Friday, July 12, 2013

Number Ninety Three

We especially must love our flaws. But loving the flaw is not living the flaw.  Loving the impulse to hurt isn't the act of hurting. What we do matters.  It is how we love everything outside ourselves. Choosing to be kind -- when everything inside demands cruelty -- is an act of love toward another.  Accepting the desire to be cruel is an act of love toward the self.

Number Ninety Two

Each incarnation requires the soul to struggle with a key flaw -- addiction, shame, fear, hubris, narcissism -- which in fact is a gift. It is the illness we have chosen, the work we have selected to do.  The flaw both drives us to catastrophe, and lights a path toward the learning we came here for.
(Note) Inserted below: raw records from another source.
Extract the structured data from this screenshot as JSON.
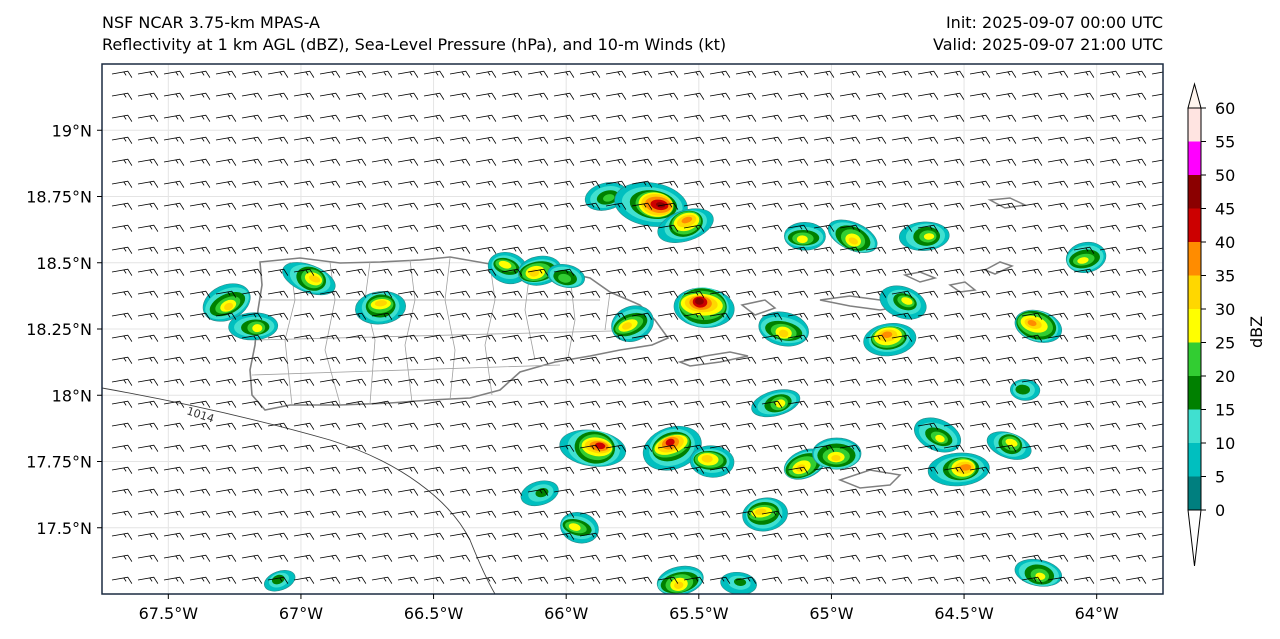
{
  "header": {
    "model": "NSF NCAR 3.75-km MPAS-A",
    "fields": "Reflectivity at 1 km AGL (dBZ), Sea-Level Pressure (hPa), and 10-m Winds (kt)",
    "init": "Init: 2025-09-07 00:00 UTC",
    "valid": "Valid: 2025-09-07 21:00 UTC"
  },
  "map": {
    "lon_range": [
      -67.75,
      -63.75
    ],
    "lat_range": [
      17.25,
      19.25
    ],
    "lon_ticks": [
      {
        "value": -67.5,
        "label": "67.5°W"
      },
      {
        "value": -67.0,
        "label": "67°W"
      },
      {
        "value": -66.5,
        "label": "66.5°W"
      },
      {
        "value": -66.0,
        "label": "66°W"
      },
      {
        "value": -65.5,
        "label": "65.5°W"
      },
      {
        "value": -65.0,
        "label": "65°W"
      },
      {
        "value": -64.5,
        "label": "64.5°W"
      },
      {
        "value": -64.0,
        "label": "64°W"
      }
    ],
    "lat_ticks": [
      {
        "value": 19.0,
        "label": "19°N"
      },
      {
        "value": 18.75,
        "label": "18.75°N"
      },
      {
        "value": 18.5,
        "label": "18.5°N"
      },
      {
        "value": 18.25,
        "label": "18.25°N"
      },
      {
        "value": 18.0,
        "label": "18°N"
      },
      {
        "value": 17.75,
        "label": "17.75°N"
      },
      {
        "value": 17.5,
        "label": "17.5°N"
      }
    ],
    "isobar_label": "1014",
    "wind": {
      "direction_from_deg": 80,
      "speed_kt": 15
    },
    "storm_cells": [
      {
        "lon": -67.28,
        "lat": 18.35,
        "dbz": 30
      },
      {
        "lon": -67.18,
        "lat": 18.26,
        "dbz": 25
      },
      {
        "lon": -66.97,
        "lat": 18.44,
        "dbz": 30
      },
      {
        "lon": -66.7,
        "lat": 18.33,
        "dbz": 30
      },
      {
        "lon": -66.22,
        "lat": 18.48,
        "dbz": 25
      },
      {
        "lon": -66.1,
        "lat": 18.47,
        "dbz": 30
      },
      {
        "lon": -66.0,
        "lat": 18.45,
        "dbz": 20
      },
      {
        "lon": -65.85,
        "lat": 18.75,
        "dbz": 20
      },
      {
        "lon": -65.68,
        "lat": 18.72,
        "dbz": 45
      },
      {
        "lon": -65.55,
        "lat": 18.64,
        "dbz": 35
      },
      {
        "lon": -65.48,
        "lat": 18.33,
        "dbz": 45
      },
      {
        "lon": -65.75,
        "lat": 18.27,
        "dbz": 30
      },
      {
        "lon": -65.1,
        "lat": 18.6,
        "dbz": 25
      },
      {
        "lon": -64.92,
        "lat": 18.6,
        "dbz": 30
      },
      {
        "lon": -64.65,
        "lat": 18.6,
        "dbz": 25
      },
      {
        "lon": -64.73,
        "lat": 18.35,
        "dbz": 25
      },
      {
        "lon": -64.78,
        "lat": 18.21,
        "dbz": 35
      },
      {
        "lon": -64.22,
        "lat": 18.26,
        "dbz": 35
      },
      {
        "lon": -64.04,
        "lat": 18.52,
        "dbz": 25
      },
      {
        "lon": -65.18,
        "lat": 18.25,
        "dbz": 30
      },
      {
        "lon": -65.21,
        "lat": 17.97,
        "dbz": 25
      },
      {
        "lon": -65.9,
        "lat": 17.8,
        "dbz": 40
      },
      {
        "lon": -65.6,
        "lat": 17.8,
        "dbz": 40
      },
      {
        "lon": -65.45,
        "lat": 17.75,
        "dbz": 30
      },
      {
        "lon": -65.1,
        "lat": 17.74,
        "dbz": 30
      },
      {
        "lon": -64.98,
        "lat": 17.78,
        "dbz": 30
      },
      {
        "lon": -64.6,
        "lat": 17.85,
        "dbz": 25
      },
      {
        "lon": -64.52,
        "lat": 17.72,
        "dbz": 35
      },
      {
        "lon": -64.33,
        "lat": 17.81,
        "dbz": 25
      },
      {
        "lon": -65.25,
        "lat": 17.55,
        "dbz": 30
      },
      {
        "lon": -65.95,
        "lat": 17.5,
        "dbz": 25
      },
      {
        "lon": -65.57,
        "lat": 17.3,
        "dbz": 30
      },
      {
        "lon": -64.22,
        "lat": 17.33,
        "dbz": 25
      },
      {
        "lon": -66.1,
        "lat": 17.63,
        "dbz": 15
      },
      {
        "lon": -65.35,
        "lat": 17.29,
        "dbz": 15
      },
      {
        "lon": -67.08,
        "lat": 17.3,
        "dbz": 15
      },
      {
        "lon": -64.27,
        "lat": 18.02,
        "dbz": 15
      }
    ]
  },
  "colorbar": {
    "unit": "dBZ",
    "levels": [
      0,
      5,
      10,
      15,
      20,
      25,
      30,
      35,
      40,
      45,
      50,
      55,
      60
    ],
    "colors": [
      "#007f7f",
      "#00bfbf",
      "#40e0d0",
      "#008000",
      "#32cd32",
      "#ffff00",
      "#ffd700",
      "#ff8c00",
      "#cc0000",
      "#8b0000",
      "#ff00ff",
      "#ffe4e1"
    ]
  }
}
Our virtues, which we celebrate, and weave into our identity, are less important than the flaw.  Our virtues are the toolbox we were given for this struggle.  And it's the struggle that matters above all.

Friday, July 5, 2013

Number Ninety One

The lessons of loss begin early.  A child's favorite toy is left somewhere and never found.  A parent turns angry or disappears, striking at a child's feelings of safety or worth.  Over time the losses mount -- people, places, things that were loved -- sometimes losing even faith or trust or sense of self.

There is nothing we have that can't be taken away.

The lesson of loss is not surrender, not detachment.  It is not to prepare for the worst, not to numb or rid the self of desire.  The lesson of loss is a more perfect form of love; a love that requires nothing, that depends on nothing -- not even the presence of the beloved.

The lesson is to love the essence and not the object.  The object can be lost, changed, eroded by time.  The essence exists always in consciousness -- outside of space and time -- and is the true, immutable core of what and who we love.

Loss leads to a form of love that is unchanged by fading beauty or scars of time; a love that is unchanged even by destruction, by absence or death. Loss teaches how, eternally, we hold the beloved.